Naquela época, a tuberculose levava a óbito. E foi o que aconteceu com o nosso Sady Vieira, interrompendo sua trajetória política, que se anunciava importante para Cantagalo. Ele tentou todos os recursos então existentes, em Campos de Jordão (SP), mas tudo foi em vão. Em 17 de maio de 1925, veio a falecer, precocemente, aos 33 anos de idade. Foi sepultado em Niterói, onde residiam seus pais.
No período em que Sady foi prefeito, a Câmara Municipal era presidida pelo capitão Januário F. Freitas Jr. que, segundo o CORREIO DE CAANTAGALO, era um político “sério, enérgico e independente”. O município possuía 37.112 habitantes, distribuídos em seis distritos: Cantagalo, a sede, 1º distrito; 2º, Santa Rita da Floresta; 3º, Cordeiro; 4º, Macuco; 5º, Santa Rita do Rio Negro; e 6º, São Sebastião do Paraíba. A cidade de Cantagalo tinha 6.315 habitantes. Nessa época, o CORREIO DE CANTAGALLO completava cinquenta anos de existência.
O Grêmio Euclides da Cunha tinha “assignalado relevo” na sociedade cantagalense. Euclides da Cunha era relembrado em todas as solenidades e na imprensa. Vieira participou da solenidade de inauguração da herma de Euclides na hoje Praça João XXIII.
Tínhamos o Cine-Theatro Elias, com dois andares, local de filmes, teatro, palestras, formaturas e outros eventos, no centro da cidade. Destruído o prédio, em seu lugar surgiu o Cine-teatro Eldorado, onde hoje funciona a loja “A Cantagalense”, ao lado da extinta Casa Richa. Sady Vieira governou um município na era do café. Hoje estamos nos tempos do minério, em plena era digital.

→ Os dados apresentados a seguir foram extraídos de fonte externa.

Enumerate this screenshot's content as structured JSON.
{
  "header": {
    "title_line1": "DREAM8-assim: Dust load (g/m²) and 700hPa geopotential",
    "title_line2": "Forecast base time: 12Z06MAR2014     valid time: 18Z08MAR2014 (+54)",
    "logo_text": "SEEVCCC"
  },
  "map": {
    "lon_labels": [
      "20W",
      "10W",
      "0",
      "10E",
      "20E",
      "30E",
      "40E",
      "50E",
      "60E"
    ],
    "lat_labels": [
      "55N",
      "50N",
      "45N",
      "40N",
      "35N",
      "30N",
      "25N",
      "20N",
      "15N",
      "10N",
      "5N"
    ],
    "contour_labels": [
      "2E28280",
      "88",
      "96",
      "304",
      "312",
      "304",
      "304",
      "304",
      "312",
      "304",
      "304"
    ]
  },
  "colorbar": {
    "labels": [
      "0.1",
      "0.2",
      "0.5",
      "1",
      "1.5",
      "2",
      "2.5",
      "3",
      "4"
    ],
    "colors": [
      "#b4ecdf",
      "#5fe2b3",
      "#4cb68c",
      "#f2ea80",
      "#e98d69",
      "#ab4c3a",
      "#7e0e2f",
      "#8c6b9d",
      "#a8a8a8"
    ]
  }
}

Cantagalo, outrora uma forte potência socioeconômica da província do Rio de Janeiro, era, nessa ocasião, um município em decadência, devido à decrescente produtividade das lavouras de café. Um alento foi a criação da Fábrica de Fiação e Tecidos, no 3º distrito, Cordeiro, sob o comando do dr. Osório Tavares. Um dos suportes para a elevação do distrito à condição de município.

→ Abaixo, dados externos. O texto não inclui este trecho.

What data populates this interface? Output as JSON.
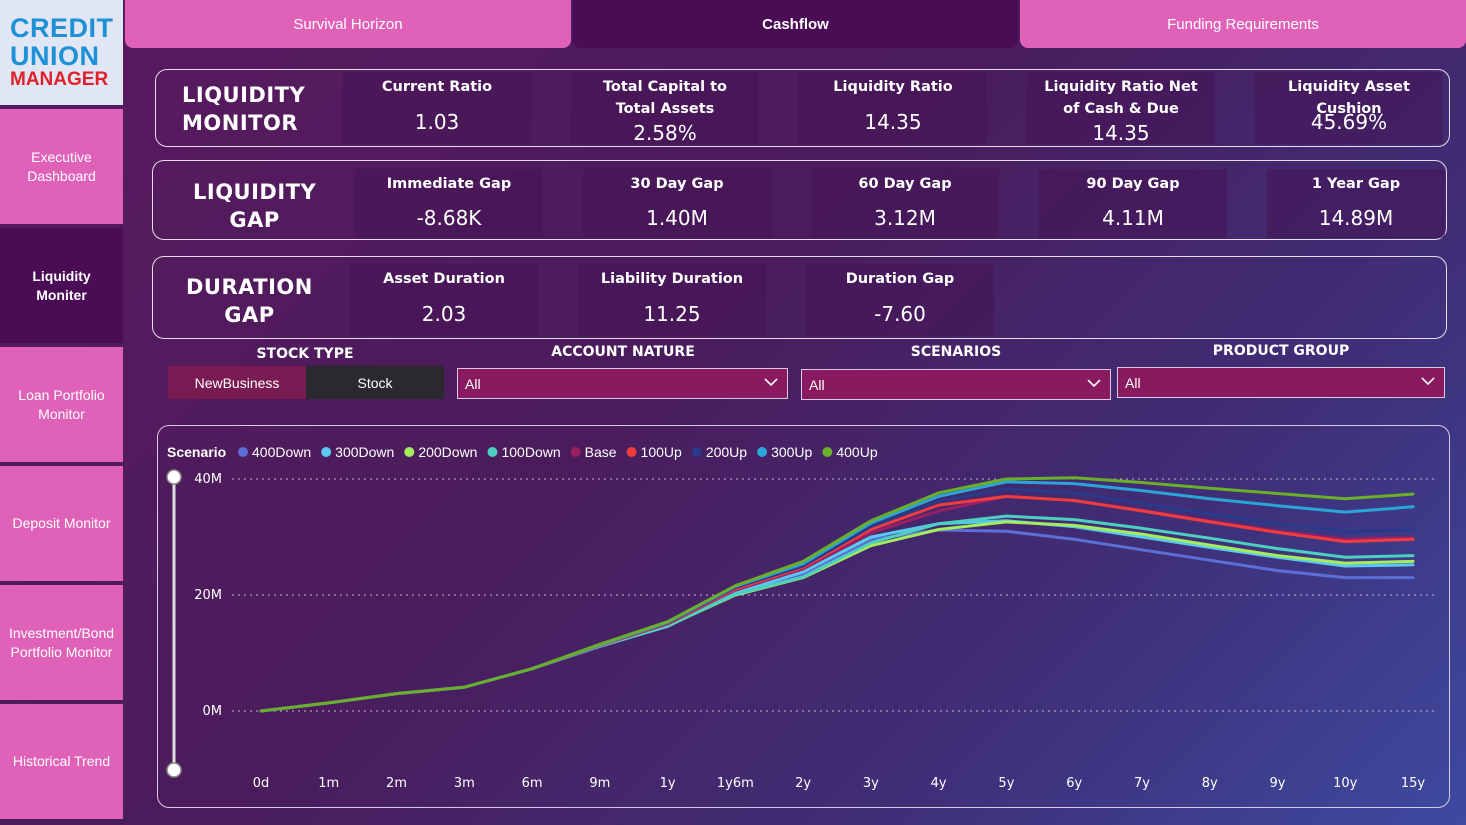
{
  "logo": {
    "line1": "CREDIT",
    "line2": "UNION",
    "line3": "MANAGER"
  },
  "sidebar": {
    "items": [
      {
        "label": "Executive Dashboard",
        "active": false
      },
      {
        "label": "Liquidity Moniter",
        "active": true
      },
      {
        "label": "Loan Portfolio Monitor",
        "active": false
      },
      {
        "label": "Deposit Monitor",
        "active": false
      },
      {
        "label": "Investment/Bond Portfolio Monitor",
        "active": false
      },
      {
        "label": "Historical Trend",
        "active": false
      }
    ]
  },
  "tabs": [
    {
      "label": "Survival Horizon",
      "active": false
    },
    {
      "label": "Cashflow",
      "active": true
    },
    {
      "label": "Funding Requirements",
      "active": false
    }
  ],
  "liquidity_monitor": {
    "title_line1": "LIQUIDITY",
    "title_line2": "MONITOR",
    "kpis": [
      {
        "label": "Current Ratio",
        "value": "1.03"
      },
      {
        "label": "Total Capital to Total Assets",
        "value": "2.58%"
      },
      {
        "label": "Liquidity Ratio",
        "value": "14.35"
      },
      {
        "label": "Liquidity Ratio Net of Cash & Due",
        "value": "14.35"
      },
      {
        "label": "Liquidity Asset Cushion",
        "value": "45.69%"
      }
    ]
  },
  "liquidity_gap": {
    "title_line1": "LIQUIDITY",
    "title_line2": "GAP",
    "kpis": [
      {
        "label": "Immediate Gap",
        "value": "-8.68K"
      },
      {
        "label": "30 Day Gap",
        "value": "1.40M"
      },
      {
        "label": "60 Day Gap",
        "value": "3.12M"
      },
      {
        "label": "90 Day Gap",
        "value": "4.11M"
      },
      {
        "label": "1 Year Gap",
        "value": "14.89M"
      }
    ]
  },
  "duration_gap": {
    "title_line1": "DURATION",
    "title_line2": "GAP",
    "kpis": [
      {
        "label": "Asset Duration",
        "value": "2.03"
      },
      {
        "label": "Liability Duration",
        "value": "11.25"
      },
      {
        "label": "Duration Gap",
        "value": "-7.60"
      }
    ]
  },
  "filters": {
    "stock_type": {
      "label": "STOCK TYPE",
      "options": [
        "NewBusiness",
        "Stock"
      ],
      "selected": "Stock"
    },
    "account_nature": {
      "label": "ACCOUNT NATURE",
      "value": "All"
    },
    "scenarios": {
      "label": "SCENARIOS",
      "value": "All"
    },
    "product_group": {
      "label": "PRODUCT GROUP",
      "value": "All"
    }
  },
  "colors": {
    "accent_pink": "#e061b8",
    "active_purple": "#4b0c56"
  },
  "chart_data": {
    "type": "line",
    "legend_title": "Scenario",
    "legend_position": "top-left",
    "grid": true,
    "x": [
      "0d",
      "1m",
      "2m",
      "3m",
      "6m",
      "9m",
      "1y",
      "1y6m",
      "2y",
      "3y",
      "4y",
      "5y",
      "6y",
      "7y",
      "8y",
      "9y",
      "10y",
      "15y"
    ],
    "yticks": [
      "0M",
      "20M",
      "40M"
    ],
    "ylim": [
      0,
      40
    ],
    "series": [
      {
        "name": "400Down",
        "color": "#5b6fd6",
        "values": [
          0,
          1.4,
          3.0,
          4.1,
          7.3,
          11.1,
          14.6,
          20.1,
          23.6,
          29.6,
          31.2,
          31.0,
          29.6,
          27.8,
          26.0,
          24.2,
          23.0,
          23.0
        ]
      },
      {
        "name": "300Down",
        "color": "#5bc8f0",
        "values": [
          0,
          1.4,
          3.0,
          4.1,
          7.3,
          11.2,
          14.6,
          20.3,
          24.0,
          30.0,
          32.3,
          32.8,
          31.8,
          30.0,
          28.2,
          26.5,
          25.0,
          25.2
        ]
      },
      {
        "name": "200Down",
        "color": "#a4ec5c",
        "values": [
          0,
          1.4,
          3.0,
          4.1,
          7.3,
          11.2,
          14.7,
          20.0,
          23.0,
          28.5,
          31.3,
          32.6,
          32.0,
          30.5,
          28.6,
          26.8,
          25.5,
          25.8
        ]
      },
      {
        "name": "100Down",
        "color": "#4dd0c0",
        "values": [
          0,
          1.4,
          3.0,
          4.1,
          7.3,
          11.2,
          14.7,
          20.1,
          23.1,
          29.0,
          32.3,
          33.6,
          33.0,
          31.5,
          29.8,
          28.0,
          26.5,
          26.8
        ]
      },
      {
        "name": "Base",
        "color": "#9a1f63",
        "values": [
          0,
          1.4,
          3.0,
          4.1,
          7.3,
          11.3,
          15.0,
          20.9,
          24.5,
          30.7,
          34.5,
          37.0,
          36.3,
          34.6,
          32.8,
          31.0,
          29.6,
          29.9
        ]
      },
      {
        "name": "100Up",
        "color": "#f03c3c",
        "values": [
          0,
          1.4,
          3.0,
          4.1,
          7.3,
          11.3,
          15.1,
          21.0,
          24.8,
          31.3,
          35.5,
          37.0,
          36.3,
          34.5,
          32.6,
          30.8,
          29.2,
          29.6
        ]
      },
      {
        "name": "200Up",
        "color": "#2a3a8a",
        "values": [
          0,
          1.4,
          3.0,
          4.1,
          7.3,
          11.4,
          15.2,
          21.3,
          25.0,
          31.8,
          36.2,
          38.3,
          37.6,
          35.8,
          34.0,
          32.3,
          31.0,
          31.2
        ]
      },
      {
        "name": "300Up",
        "color": "#2aa5d6",
        "values": [
          0,
          1.4,
          3.0,
          4.1,
          7.3,
          11.4,
          15.3,
          21.5,
          25.4,
          32.4,
          37.0,
          39.5,
          39.2,
          38.0,
          36.6,
          35.4,
          34.3,
          35.2
        ]
      },
      {
        "name": "400Up",
        "color": "#6aae2a",
        "values": [
          0,
          1.4,
          3.0,
          4.1,
          7.3,
          11.5,
          15.4,
          21.6,
          25.8,
          32.8,
          37.6,
          40.0,
          40.2,
          39.4,
          38.4,
          37.5,
          36.6,
          37.4
        ]
      }
    ]
  }
}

Outro evento importante foi a criação, pelo governador do Estado do Rio de Janeiro, cuja capital era Niterói, do Posto do Monta, onde seriam realizadas exposições da produção agropecuária da região e de outros estados.

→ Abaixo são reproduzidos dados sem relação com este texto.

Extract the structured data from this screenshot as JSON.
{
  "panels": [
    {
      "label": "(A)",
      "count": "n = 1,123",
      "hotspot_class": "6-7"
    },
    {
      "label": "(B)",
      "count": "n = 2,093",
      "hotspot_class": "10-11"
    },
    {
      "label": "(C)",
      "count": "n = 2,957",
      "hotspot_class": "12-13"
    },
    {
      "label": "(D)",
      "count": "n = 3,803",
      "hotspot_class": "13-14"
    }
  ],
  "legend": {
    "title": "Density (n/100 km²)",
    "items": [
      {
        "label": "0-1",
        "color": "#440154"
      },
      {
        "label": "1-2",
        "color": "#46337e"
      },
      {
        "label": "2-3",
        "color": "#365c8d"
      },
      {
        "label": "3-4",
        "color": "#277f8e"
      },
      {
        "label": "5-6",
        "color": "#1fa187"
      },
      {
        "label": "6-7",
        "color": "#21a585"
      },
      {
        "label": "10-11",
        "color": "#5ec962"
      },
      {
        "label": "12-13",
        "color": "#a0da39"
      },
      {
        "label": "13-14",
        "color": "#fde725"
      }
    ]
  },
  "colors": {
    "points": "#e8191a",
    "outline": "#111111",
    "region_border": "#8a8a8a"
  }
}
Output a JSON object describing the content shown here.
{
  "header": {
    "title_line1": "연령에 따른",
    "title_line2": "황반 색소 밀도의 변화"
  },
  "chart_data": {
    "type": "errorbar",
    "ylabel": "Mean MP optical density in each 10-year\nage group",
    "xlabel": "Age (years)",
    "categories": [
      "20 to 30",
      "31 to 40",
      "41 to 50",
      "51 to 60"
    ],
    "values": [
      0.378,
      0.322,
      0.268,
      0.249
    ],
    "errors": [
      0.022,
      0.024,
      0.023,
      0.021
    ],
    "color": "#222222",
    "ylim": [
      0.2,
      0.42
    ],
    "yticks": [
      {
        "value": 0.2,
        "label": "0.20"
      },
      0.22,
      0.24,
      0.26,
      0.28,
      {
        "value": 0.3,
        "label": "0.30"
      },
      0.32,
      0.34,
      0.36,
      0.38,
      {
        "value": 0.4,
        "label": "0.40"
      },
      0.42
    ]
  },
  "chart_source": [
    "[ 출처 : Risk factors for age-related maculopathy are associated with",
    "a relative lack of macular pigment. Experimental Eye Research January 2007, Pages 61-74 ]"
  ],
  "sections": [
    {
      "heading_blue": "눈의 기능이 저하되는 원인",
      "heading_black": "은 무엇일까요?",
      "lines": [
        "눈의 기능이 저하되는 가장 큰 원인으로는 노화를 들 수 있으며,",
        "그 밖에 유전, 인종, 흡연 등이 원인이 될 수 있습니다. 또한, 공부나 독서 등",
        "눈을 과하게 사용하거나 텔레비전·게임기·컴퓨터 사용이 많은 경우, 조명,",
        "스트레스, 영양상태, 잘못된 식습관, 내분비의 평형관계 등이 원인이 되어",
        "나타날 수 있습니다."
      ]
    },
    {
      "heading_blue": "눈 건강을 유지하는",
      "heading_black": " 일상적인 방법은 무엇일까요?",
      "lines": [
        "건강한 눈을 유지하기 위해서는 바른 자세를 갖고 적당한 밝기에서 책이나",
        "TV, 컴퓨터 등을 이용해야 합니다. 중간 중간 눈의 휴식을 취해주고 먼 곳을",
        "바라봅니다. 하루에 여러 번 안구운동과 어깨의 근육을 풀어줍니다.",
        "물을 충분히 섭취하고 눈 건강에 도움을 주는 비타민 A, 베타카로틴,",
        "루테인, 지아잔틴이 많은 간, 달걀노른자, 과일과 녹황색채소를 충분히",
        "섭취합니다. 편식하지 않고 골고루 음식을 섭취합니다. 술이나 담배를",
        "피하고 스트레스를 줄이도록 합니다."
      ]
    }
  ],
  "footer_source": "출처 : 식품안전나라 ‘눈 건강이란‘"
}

Sady Vieira estava presente, assim como os demais prefeitos da região, ao lado do dr. Raul de Moraes Veiga, então presidente do Estado do Rio de Janeiro, na abertura da primeira exposição agropecuária de Cordeiro.
A morte de Sady Vieira foi um evento sem repercussão. Ele sumiu do noticiário. Somente foi relembrado pela Associação Rural, Comercial e Industrial de Cantagalo (ACIACAN), em 1936, com Missa solene e confecção de seu retrato. O então presidente da ACIACAN doou o retrato à Prefeitura, onde foi inaugurado no então “salão nobre”, que não existe mais.
Ele é um dos esquecidos pelas autoridades de Cantagalo. Não foi um grande fazendeiro, comerciante ou industrial. Foi um simples jornalista, político e prefeito de Cantagalo. Um dos poucos políticos idealistas, que desejava dar a Cantagalo uma administração que possibilitasse o desenvolvimento das pessoas e das empresas, sem o “toma lá dá cá” daqueles tempos.
Assim como ele foi esquecido, esquecidos serão os que o ignoraram. Ah! Foi nome de rua, mas na ânsia de homenagear parentes e amigos dos poderes políticos, essa única homenagem física foi destruída por outro nome. Não sei onde ficava a rua Sady Vieira. Agora é uma vila. Quem se lembrou de Sady Vieira para essa justa homenagem merece as homenagens dos cantagalenses.
Fontes:
- Gente da Casa de Mão de Luva. Amélia Tomás (Cantagalo, RJ: Tipocan, 1978);
- Registros de Nascimento e Desenvolvimento de Cordeiro. Madalena Tavares (Cordeiro, RJ: In Média Res, 2022);
- Album do Município de Cantagallo. Dr. Júlio Pompeu. Cantagalo, RJ: 1922);
- Correio de Cantagalo, Ano 44, nº 44, Cantagalo, RJ, 28 de novembro de 1915.